Digital Makers

Nesta-digital makersThe idea of encouraging young people to become creators with technology rather than purely consumers has been present in education circles for some time – but in recent years the impetus to see more of this happening in schools has increased, particularly given the high demand for technology-realted skills, including coding, in the current and future workforce. 

Young Digital Makers is a report just out from Nesta in the UK that highlights the opportunities and identifies gaps and next steps for young people to create with technology across the UK.

The report explores the emerging field of digital making for young people in the UK. It charts the organisations providing opportunities for young people to make things with technology; looks at how these opportunities relate to what young people learn in school; and explores the attitudes of young people, parents and teachers towards digital making.

The rationale for the focus on digital makers is described in the report as..

For most young people digital technology is an everyday part of life. Many are avid consumers of digital media. However they often don’t understand how to manipulate the underlying technology, let alone how to create it for themselves.

As technology shapes our world, young people need to be able to shape it too. As skills and work become increasingly technologically mediated, the need for digital skills is paramount with some calculating a potential £2 billion loss to the UK economy from unfilled roles requiring such skills.

In New Zealand we have yet to see this emphasis emerge as a serious focus in our education system, yet the need is the same. We do have the emergence of the Maker Movement present in initiatives such as Maker Crate, Fab Lab and Mind Lab – and there is evidence of programmes developing in some schools, usually led by the enthusiasm of a particular teacher. We have yet, however to design and implement a national level initiative that  makes this sort of experience a part of what every student has while at school. 

Coding is a key part of this thinking, and in the UK this also is receiving large scale government and business support. There, Samsung, Microsoft, ARM and the people behind Raspberry Pi are collaborating with publicly funded UK broadcaster the BBC on the Micro Dot device in an effort to provide 1 million UK children a free computer for coding.

Such initiatives prompt me to consider how seriously we are thinking about the future of our young learners in NZ schools, and how well we are preparing them with skills, competencies and knowledge required to participate effectively in the knowledge age. We are a small, island nation of just 4.5 million people, over 10,000km from our key markets, contributing globally in a world that is increasingly digital and where the traditional approach to exchanging goods and services will be challenged considerably in the lifetime of the current generation of school students. With or without any form of national initiative, schools need to be promoting maker opportunities for their students, combining with local businesses and the community to ensure they can provide authentic, rich experiences that develop the foundational knowledge and skills required. 

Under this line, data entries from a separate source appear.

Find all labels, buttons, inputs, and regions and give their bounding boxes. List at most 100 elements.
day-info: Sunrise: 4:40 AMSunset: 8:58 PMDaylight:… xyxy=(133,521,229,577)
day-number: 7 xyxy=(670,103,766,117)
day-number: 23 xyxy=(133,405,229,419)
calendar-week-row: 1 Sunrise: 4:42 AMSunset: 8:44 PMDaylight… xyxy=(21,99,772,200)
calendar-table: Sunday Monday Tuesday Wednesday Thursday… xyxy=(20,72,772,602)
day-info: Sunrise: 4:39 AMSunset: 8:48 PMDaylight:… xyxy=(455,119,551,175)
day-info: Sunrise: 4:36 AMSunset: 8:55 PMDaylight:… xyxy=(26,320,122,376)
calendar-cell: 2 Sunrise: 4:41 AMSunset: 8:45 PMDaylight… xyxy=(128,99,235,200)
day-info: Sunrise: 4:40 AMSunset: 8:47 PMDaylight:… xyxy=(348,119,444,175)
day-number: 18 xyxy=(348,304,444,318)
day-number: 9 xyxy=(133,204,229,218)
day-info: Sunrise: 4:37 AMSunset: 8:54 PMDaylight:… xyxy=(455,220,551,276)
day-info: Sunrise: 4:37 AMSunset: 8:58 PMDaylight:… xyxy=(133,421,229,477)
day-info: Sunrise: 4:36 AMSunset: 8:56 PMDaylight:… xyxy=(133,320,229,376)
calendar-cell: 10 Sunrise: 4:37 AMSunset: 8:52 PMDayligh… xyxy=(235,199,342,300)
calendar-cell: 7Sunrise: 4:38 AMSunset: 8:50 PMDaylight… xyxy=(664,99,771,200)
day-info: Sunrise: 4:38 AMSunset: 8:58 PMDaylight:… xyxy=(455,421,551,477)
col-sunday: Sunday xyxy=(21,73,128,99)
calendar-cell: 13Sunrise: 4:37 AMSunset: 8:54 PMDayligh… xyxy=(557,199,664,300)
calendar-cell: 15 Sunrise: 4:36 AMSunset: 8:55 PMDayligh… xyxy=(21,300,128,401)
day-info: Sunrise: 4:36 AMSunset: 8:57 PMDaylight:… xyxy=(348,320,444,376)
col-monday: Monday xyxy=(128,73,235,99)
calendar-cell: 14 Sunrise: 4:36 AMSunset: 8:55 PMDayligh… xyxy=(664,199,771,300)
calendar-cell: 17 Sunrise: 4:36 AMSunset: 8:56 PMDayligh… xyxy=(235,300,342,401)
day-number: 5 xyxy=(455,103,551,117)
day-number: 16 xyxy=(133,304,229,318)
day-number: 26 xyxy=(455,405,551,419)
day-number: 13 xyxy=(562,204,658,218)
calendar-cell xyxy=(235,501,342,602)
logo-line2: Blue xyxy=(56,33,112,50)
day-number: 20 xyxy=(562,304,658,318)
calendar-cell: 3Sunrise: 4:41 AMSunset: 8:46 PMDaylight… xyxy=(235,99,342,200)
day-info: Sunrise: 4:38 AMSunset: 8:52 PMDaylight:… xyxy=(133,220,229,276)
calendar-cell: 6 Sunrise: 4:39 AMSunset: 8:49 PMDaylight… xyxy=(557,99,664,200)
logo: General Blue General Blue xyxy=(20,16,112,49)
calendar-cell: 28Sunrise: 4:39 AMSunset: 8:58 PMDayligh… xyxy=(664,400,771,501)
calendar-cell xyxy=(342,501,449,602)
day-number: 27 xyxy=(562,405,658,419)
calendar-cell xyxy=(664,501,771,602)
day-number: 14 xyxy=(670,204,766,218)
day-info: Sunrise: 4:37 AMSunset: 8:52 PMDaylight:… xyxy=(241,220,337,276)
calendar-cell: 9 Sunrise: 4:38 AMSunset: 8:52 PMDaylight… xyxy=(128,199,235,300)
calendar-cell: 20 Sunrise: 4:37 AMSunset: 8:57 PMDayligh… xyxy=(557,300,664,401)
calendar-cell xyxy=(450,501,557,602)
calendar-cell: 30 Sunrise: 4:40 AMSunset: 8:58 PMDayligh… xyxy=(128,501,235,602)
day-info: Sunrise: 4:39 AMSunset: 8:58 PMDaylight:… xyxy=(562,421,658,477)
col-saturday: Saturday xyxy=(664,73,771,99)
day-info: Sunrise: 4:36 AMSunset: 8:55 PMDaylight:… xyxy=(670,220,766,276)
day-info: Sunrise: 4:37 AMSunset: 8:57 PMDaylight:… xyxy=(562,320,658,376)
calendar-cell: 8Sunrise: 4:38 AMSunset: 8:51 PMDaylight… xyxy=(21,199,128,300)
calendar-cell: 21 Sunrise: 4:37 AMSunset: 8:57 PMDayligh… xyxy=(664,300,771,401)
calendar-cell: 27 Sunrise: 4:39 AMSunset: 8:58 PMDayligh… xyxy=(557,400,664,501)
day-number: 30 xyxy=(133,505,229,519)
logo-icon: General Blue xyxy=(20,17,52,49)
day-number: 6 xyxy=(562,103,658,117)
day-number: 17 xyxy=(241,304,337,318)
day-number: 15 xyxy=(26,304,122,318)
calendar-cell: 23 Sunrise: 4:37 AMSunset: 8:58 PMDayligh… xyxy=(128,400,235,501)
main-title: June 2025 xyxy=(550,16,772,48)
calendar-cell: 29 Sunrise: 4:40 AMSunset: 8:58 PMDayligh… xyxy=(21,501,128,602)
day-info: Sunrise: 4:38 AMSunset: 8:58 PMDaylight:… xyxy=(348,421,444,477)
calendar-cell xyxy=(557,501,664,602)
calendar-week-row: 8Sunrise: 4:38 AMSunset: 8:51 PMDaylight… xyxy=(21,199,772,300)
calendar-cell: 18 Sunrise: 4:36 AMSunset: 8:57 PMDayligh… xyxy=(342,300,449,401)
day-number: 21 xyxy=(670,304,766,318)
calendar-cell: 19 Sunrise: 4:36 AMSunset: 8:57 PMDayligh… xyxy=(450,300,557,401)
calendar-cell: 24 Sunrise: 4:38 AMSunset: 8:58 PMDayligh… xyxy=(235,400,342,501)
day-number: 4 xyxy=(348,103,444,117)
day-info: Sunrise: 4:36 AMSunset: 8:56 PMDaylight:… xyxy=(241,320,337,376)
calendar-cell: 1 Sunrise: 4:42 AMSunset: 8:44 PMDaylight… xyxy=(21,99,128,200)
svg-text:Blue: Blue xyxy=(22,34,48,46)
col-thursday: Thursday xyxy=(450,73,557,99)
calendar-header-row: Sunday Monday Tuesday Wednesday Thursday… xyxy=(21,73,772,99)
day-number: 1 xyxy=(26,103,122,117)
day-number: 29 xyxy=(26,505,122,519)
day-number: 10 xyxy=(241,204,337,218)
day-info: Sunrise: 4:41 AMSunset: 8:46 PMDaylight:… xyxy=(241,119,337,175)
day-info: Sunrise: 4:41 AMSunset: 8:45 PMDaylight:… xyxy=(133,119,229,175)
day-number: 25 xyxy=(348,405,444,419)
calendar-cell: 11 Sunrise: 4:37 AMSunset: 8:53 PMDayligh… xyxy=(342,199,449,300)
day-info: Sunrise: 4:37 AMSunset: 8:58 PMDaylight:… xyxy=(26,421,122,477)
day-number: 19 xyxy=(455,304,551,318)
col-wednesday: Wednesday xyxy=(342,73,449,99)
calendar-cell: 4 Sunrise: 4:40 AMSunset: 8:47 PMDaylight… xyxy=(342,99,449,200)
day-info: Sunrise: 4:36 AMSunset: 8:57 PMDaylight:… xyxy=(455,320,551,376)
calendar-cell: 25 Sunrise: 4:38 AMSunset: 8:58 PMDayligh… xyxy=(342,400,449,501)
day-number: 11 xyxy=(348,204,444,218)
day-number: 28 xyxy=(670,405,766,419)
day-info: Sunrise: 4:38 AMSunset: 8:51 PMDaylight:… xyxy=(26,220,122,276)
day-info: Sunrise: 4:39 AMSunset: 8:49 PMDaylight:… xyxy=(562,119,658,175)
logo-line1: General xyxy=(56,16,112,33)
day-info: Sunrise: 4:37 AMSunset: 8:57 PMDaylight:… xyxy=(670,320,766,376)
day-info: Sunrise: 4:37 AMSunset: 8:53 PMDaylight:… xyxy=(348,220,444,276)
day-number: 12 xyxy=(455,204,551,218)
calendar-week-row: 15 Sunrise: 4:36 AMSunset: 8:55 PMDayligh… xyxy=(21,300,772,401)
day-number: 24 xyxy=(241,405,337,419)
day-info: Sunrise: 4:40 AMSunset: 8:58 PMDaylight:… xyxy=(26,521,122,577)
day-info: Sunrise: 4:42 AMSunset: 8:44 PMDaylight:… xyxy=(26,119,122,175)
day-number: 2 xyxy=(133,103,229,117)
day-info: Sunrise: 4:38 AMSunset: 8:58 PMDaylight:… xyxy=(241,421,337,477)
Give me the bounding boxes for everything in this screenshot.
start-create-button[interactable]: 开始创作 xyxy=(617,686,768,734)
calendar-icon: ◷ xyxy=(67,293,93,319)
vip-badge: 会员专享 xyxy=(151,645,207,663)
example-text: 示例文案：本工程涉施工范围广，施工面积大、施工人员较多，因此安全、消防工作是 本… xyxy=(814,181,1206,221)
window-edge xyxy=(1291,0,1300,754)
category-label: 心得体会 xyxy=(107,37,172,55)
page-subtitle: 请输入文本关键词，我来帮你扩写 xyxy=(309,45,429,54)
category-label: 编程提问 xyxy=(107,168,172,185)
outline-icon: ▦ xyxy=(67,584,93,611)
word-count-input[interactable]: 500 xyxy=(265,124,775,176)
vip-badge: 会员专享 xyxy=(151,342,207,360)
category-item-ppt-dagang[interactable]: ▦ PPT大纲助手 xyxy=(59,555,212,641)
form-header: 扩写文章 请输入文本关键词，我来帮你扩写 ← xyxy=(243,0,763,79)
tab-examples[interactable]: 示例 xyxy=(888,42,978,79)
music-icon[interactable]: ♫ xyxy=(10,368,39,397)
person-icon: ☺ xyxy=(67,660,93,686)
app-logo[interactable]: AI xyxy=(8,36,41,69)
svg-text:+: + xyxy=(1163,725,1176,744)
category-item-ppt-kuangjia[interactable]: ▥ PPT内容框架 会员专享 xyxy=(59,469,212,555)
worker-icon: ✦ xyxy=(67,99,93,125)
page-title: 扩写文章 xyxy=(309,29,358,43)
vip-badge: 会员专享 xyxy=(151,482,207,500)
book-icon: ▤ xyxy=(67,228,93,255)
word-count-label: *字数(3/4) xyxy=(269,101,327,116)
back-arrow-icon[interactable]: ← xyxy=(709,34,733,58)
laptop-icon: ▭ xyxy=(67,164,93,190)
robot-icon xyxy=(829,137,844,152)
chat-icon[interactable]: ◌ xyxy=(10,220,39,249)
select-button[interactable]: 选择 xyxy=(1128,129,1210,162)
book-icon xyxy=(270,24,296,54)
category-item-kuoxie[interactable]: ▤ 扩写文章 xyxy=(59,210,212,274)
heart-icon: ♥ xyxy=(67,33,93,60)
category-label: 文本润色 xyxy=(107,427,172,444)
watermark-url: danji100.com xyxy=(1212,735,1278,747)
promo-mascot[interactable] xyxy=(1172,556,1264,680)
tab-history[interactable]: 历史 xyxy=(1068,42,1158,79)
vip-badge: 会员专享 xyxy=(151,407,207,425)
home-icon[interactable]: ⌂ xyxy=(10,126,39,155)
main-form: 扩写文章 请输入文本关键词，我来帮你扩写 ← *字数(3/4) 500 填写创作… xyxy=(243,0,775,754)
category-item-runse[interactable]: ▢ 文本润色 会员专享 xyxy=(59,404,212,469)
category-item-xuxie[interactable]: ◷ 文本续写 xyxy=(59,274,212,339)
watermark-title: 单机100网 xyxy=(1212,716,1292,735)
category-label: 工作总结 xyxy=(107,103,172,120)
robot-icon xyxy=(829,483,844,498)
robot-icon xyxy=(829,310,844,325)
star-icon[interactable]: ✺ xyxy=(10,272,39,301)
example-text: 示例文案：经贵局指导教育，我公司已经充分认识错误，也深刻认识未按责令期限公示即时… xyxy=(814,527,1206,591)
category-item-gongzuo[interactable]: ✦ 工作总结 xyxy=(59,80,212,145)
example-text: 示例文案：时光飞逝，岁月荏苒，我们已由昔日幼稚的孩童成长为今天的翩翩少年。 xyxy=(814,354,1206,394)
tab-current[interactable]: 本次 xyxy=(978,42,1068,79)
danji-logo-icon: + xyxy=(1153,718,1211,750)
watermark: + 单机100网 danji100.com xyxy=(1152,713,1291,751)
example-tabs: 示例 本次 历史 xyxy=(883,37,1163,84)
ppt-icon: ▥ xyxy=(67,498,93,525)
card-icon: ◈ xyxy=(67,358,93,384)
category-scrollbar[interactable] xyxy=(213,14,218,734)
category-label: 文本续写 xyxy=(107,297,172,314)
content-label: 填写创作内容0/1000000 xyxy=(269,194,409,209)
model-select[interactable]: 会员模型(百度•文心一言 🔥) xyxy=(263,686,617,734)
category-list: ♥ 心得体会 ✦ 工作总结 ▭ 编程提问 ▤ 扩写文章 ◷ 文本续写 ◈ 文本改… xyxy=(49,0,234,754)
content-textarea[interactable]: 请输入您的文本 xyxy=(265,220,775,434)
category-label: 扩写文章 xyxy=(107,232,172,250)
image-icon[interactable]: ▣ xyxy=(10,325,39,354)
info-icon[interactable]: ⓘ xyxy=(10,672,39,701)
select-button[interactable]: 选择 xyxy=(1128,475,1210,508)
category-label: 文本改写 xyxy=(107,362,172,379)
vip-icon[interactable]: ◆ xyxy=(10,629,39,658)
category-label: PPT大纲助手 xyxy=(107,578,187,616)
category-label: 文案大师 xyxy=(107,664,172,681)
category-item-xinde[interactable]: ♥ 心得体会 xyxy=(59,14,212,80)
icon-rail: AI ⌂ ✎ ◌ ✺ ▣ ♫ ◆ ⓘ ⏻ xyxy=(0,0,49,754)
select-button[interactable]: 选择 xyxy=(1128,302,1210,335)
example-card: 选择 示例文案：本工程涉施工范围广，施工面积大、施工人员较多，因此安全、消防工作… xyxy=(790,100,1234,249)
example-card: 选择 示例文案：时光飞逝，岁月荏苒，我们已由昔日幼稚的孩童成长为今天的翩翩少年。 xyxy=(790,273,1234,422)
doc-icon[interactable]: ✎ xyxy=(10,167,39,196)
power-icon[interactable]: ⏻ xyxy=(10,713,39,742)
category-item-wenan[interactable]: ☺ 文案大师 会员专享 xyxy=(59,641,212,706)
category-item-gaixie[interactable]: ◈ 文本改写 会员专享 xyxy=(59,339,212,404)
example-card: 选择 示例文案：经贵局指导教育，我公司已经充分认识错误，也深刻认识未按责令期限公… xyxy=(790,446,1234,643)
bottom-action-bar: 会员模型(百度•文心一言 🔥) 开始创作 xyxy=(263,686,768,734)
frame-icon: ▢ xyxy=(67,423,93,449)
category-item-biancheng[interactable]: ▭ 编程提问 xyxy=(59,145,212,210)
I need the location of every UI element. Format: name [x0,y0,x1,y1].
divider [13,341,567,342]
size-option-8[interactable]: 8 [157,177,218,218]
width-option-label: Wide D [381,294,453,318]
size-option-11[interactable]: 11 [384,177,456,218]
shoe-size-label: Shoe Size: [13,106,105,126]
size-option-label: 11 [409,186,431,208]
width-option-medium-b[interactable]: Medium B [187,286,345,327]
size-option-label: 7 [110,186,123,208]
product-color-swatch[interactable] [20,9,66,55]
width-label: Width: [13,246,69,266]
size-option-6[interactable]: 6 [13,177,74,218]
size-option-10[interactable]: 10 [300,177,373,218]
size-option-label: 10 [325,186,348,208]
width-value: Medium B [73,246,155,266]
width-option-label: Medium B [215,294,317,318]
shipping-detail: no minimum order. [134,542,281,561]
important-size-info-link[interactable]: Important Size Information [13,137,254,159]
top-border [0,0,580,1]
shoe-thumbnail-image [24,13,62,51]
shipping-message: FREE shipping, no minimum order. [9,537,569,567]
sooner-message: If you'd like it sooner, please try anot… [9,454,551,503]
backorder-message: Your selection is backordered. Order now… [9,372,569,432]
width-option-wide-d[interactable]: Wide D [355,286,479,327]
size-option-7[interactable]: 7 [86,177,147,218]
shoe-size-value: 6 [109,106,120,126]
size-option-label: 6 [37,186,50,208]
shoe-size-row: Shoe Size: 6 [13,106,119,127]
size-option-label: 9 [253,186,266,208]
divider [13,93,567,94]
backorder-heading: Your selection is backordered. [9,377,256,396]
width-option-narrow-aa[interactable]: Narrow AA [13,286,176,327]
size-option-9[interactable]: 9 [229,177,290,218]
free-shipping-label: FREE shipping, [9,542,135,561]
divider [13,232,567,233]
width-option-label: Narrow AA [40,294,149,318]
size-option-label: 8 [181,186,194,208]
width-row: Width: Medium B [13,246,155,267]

One thought on “Digital Makers

  1. I agree New Zealand needs to make a real effort to ensure we have a focus on 'making' and 'creativity' across our schools. Somehow, we are still in a situation where ECE and Junior Schools have this focus but then it is lost as our learners move through the system. The power of combining the digital and non-digital world to enhance making opens up a whole realm of possibilities never seen before. The Makerspace Playbook has many good tips for how schools can get started and includes a pedagogy section as well as the more practical.